Sometimes, what happens locally stays local, particularly in early prostate cancer. When that occurs, as it frequently does, perhaps it's better not to even call it cancer?

Prostate cancer is the second leading worldwide cause of death from cancer among men. In the U.S., the National Cancer Institute estimated 280,000 were diagnosed with the disease in 2023, with an estimated 34,700 (about 12 percent) dying from prostate cancer.

“ …Patients should not be burdened with a cancer diagnosis if what we see has zero capacity to spread or to kill.”

Many patients are told they have “early-stage cancer” because, on a routine physical, the lab work shows that their prostate specific antigen (PSA) blood test is elevated, usually above 4, despite the digital physical exam being normal.

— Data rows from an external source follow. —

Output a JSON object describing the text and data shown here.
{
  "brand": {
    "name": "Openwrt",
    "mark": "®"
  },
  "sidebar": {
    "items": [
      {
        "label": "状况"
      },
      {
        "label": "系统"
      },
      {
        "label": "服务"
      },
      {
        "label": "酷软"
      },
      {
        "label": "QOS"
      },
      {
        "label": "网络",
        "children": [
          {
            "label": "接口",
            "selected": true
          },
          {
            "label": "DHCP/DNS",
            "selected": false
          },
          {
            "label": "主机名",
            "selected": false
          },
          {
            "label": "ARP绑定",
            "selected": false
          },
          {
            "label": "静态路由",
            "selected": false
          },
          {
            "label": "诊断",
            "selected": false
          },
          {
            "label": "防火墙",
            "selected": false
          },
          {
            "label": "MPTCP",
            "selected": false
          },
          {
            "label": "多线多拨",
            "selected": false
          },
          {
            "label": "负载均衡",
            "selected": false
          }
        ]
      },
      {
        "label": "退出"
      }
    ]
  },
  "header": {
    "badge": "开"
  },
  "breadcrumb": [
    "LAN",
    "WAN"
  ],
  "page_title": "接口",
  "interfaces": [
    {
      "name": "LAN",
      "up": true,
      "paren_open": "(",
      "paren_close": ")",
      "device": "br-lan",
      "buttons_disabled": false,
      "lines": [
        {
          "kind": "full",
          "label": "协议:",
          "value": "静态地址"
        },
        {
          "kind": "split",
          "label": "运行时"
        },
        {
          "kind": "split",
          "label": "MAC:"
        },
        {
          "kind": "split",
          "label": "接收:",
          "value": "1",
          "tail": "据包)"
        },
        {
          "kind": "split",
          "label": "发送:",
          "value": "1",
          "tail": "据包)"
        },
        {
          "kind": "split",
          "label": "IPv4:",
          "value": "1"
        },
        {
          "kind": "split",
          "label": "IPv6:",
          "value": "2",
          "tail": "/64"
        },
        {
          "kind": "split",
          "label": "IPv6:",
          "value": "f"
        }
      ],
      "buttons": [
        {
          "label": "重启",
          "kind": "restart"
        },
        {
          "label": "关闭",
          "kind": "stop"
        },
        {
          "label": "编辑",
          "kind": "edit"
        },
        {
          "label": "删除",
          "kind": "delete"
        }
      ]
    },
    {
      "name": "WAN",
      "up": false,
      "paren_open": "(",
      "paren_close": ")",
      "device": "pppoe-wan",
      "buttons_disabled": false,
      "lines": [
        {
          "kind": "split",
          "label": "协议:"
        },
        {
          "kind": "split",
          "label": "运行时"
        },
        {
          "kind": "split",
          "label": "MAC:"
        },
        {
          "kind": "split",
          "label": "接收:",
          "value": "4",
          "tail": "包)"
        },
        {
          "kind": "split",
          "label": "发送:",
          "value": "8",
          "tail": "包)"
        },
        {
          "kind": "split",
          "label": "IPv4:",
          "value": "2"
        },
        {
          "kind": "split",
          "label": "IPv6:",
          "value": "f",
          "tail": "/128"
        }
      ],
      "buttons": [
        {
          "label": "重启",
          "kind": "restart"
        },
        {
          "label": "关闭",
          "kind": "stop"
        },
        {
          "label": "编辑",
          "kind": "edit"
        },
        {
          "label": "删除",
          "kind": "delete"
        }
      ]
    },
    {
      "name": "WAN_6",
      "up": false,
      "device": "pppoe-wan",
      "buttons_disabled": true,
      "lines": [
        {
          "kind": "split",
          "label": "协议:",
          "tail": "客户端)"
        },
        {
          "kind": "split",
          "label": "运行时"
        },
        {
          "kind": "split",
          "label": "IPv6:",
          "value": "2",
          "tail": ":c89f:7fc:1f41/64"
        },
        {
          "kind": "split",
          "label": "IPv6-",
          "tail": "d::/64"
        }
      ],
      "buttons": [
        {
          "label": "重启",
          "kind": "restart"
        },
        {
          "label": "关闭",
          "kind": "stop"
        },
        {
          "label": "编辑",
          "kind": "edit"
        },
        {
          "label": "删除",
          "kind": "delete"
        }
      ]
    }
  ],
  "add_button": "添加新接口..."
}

Men who receive this early-stage cancer diagnosis are likely to have a follow-up pelvic x-ray exam that is also normal, with no indication that any prostate cancer cells have spread to nearby tissue or bones. The patient also likely has no symptoms of disease — they don't have blood in their urine or pain, don't need to get up at night to urinate or have particular urinary urgency. But the diagnosis raises everyone's anxiety level even though the clinical reality is that whatever is going on is most likely localized or restricted to the prostate gland and not causing any problems.

In the above situation, which is very common, doctors follow the patient's “low-grade prostate cancer” with active surveillance which involves annual exams and PSA readings. The goal is to ensure that nothing about this slow-growing disease is changing in terms of urinary symptoms and clinical tests.

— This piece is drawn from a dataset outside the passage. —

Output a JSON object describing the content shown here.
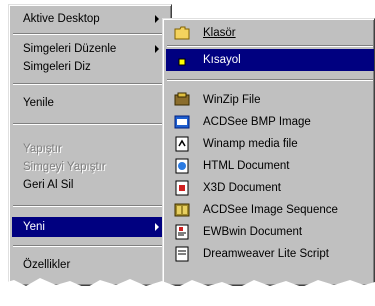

At a recent international symposium, researchers raised the question as to whether low-grade prostate cancer should even be called cancer. Though it's not normal to have even low-grade prostate cancer, is it really beneficial for the patient if their medical team names it “cancer” since the word cancer carries such a big emotional burden.

In fact, it might help to move away from designating such early signs as cancer. “The word ‘cancer’ has resonated with patients for millennia as a condition associated with metastasis and mortality,” the principal investigator involved with the symposium, Matthew Cooperberg, a faculty member in the Departments of Urology and Epidemiology & Biostatistics at the University of California, San Francisco, believes.

Most men live for years with prostate cancer staying local, as public health statistics document. “We are now finding exceptionally common cellular changes in the prostate that in some cases presage development of aggressive cancer but in most do not. We absolutely need to monitor these abnormalities no matter what we label them, but patients should not be burdened with a cancer diagnosis if what we see has zero capacity to spread or to kill,” Cooperberg added.

The paper, “When is prostate cancer really cancer?” is published in the Journal of the National Cancer Institute.